The Arabic translations of the Soqotri texts were carried out by Assia Ait-Aissa of Algeria, formerly Kogan’s and Cherkashin’s graduate student at RSUH and now a teacher of classical and colloquial Arabic at the same institution. The whole team is very much in indebted to Assia for her excellent knowledge of Arabic, Russian and English, which she combines with a creative and precise literary style and an outstanding work ethic.

Our project has been fortunate to receive generous funding from a variety of Russian state institutions, notably the Russian Foundation for Fundamental Research (RFBR/РФФИ), grants 15-06-07613, 17-04-00410 and 17-04-00510. Naumkin and Kogan’s work on the philological annotations to the texts has been supported by the Russian Science Foundation (RSCF/РНФ), grant 16-18-10343. Bulakh’s and Kogan’s work on the Glossary has been carried out in the framework of Project 34.5109.217 supported by the Ministry of Science and Education of Russia.

A debt of gratitude goes to Aaron Rubin, editor of the series Studies in Semitic Languages and Linguistics, for his interest in our research and its promotion. We would also like to use this occasion to thank Maarten Frieswijk and Pieter te Velde of Brill for their patient and efficient collaboration on this difficult editorial project.

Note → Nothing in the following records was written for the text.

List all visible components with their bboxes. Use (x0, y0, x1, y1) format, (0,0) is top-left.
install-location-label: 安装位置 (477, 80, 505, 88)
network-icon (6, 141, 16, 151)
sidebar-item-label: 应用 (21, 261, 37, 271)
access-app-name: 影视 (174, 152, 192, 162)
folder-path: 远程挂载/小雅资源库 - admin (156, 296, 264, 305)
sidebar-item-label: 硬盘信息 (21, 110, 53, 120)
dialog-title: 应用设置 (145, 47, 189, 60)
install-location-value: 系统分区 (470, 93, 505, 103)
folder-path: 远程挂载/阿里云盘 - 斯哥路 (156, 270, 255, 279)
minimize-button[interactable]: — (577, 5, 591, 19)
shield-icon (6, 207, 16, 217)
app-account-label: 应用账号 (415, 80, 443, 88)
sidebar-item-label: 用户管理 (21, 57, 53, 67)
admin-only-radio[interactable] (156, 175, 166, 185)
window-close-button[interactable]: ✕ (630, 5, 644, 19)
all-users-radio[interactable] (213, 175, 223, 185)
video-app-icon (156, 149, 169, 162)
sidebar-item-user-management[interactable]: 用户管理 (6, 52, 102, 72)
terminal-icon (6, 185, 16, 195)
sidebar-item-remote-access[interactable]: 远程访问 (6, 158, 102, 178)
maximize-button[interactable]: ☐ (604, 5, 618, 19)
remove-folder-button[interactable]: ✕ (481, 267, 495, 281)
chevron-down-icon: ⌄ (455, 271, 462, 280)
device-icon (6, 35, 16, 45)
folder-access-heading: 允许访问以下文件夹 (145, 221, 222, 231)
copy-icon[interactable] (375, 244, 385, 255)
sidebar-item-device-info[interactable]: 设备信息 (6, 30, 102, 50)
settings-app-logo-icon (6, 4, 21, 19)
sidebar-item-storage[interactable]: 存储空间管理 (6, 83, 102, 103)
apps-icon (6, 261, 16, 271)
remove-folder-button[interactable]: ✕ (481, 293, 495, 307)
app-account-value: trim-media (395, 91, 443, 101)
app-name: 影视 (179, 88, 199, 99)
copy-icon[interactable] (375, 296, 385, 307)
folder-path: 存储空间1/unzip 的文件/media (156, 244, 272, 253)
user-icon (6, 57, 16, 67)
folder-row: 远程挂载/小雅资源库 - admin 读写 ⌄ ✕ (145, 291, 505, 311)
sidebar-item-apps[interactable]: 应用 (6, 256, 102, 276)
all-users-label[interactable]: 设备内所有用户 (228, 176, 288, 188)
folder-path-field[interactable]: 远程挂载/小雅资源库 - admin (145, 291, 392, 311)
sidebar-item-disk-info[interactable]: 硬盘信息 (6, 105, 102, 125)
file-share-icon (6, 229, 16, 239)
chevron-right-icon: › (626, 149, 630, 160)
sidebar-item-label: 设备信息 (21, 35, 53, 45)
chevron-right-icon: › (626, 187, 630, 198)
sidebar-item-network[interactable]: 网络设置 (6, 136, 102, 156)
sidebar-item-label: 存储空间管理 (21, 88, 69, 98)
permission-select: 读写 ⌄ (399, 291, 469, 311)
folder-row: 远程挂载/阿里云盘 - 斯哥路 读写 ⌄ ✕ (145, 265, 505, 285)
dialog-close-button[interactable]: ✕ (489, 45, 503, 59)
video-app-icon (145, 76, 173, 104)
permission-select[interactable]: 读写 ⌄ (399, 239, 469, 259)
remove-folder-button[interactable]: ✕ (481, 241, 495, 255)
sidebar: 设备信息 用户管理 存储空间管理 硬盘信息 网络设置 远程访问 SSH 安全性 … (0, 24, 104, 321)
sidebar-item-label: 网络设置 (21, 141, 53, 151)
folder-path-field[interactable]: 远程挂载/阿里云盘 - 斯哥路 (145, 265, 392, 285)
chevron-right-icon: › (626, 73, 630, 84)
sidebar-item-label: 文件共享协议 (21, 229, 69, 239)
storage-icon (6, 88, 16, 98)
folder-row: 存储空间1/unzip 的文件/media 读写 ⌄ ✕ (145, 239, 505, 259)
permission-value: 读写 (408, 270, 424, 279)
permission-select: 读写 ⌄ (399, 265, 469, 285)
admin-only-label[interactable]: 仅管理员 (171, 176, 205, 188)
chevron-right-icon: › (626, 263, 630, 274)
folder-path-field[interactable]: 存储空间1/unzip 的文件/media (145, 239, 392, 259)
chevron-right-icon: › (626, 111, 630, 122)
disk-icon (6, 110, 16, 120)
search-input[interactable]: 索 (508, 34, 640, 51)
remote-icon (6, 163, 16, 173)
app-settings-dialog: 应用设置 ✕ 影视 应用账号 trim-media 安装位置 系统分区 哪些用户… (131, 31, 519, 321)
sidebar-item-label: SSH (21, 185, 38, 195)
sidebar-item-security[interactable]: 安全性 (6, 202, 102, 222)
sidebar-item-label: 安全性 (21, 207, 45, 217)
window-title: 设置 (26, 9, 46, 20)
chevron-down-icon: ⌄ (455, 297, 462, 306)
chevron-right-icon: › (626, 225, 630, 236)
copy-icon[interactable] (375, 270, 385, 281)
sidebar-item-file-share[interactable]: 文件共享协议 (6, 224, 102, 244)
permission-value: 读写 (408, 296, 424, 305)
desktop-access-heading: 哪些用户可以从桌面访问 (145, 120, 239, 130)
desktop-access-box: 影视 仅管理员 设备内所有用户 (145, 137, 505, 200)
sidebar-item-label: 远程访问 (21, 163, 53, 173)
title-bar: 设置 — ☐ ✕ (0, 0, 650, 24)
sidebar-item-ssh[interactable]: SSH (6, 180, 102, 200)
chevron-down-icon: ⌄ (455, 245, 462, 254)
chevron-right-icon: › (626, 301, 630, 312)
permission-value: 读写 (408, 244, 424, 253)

The authors are grateful to their hosting institutions, the Institute for the Oriental Studies of the Russian Academy of Sciences (V. Naumkin, L. Kogan, M. Bulakh), National Research UniversityHigher School of Economics (L. Kogan, M. Bulakh, D. Cherkashin, E. Vizirova), and Russian State University for the Humanities (L. Kogan, M. Bulakh) for ensuring that our work took place in the most favorable conditions possible.

Our warmest thanks go to the former Russian Ambassador in Oman, Mr. Envarbik Fazelyanov, for his keen interest in our project and his generous help before and during our stay in Muscat in 2016. The Ministry of Foreign Affairs of the Sultanate of Oman is to be thanked for greatly facilitating the visa procedure for Amhed and Isa. We would also like to thank the former staff of the Russian Embassy in Sanaʿa, particularly Mr. Timofey Bokov, for their friendly support on a range of issues (particularly, visa formalities for our Soqotri colleagues) in the difficult months of 2013–2014.

Last but certainly not least, it is a pleasant duty to gratefully acknowledge the company of Ekaterina Shirokova and Maxim Shirokov during the 2017 fieldwork trip to Soqotra.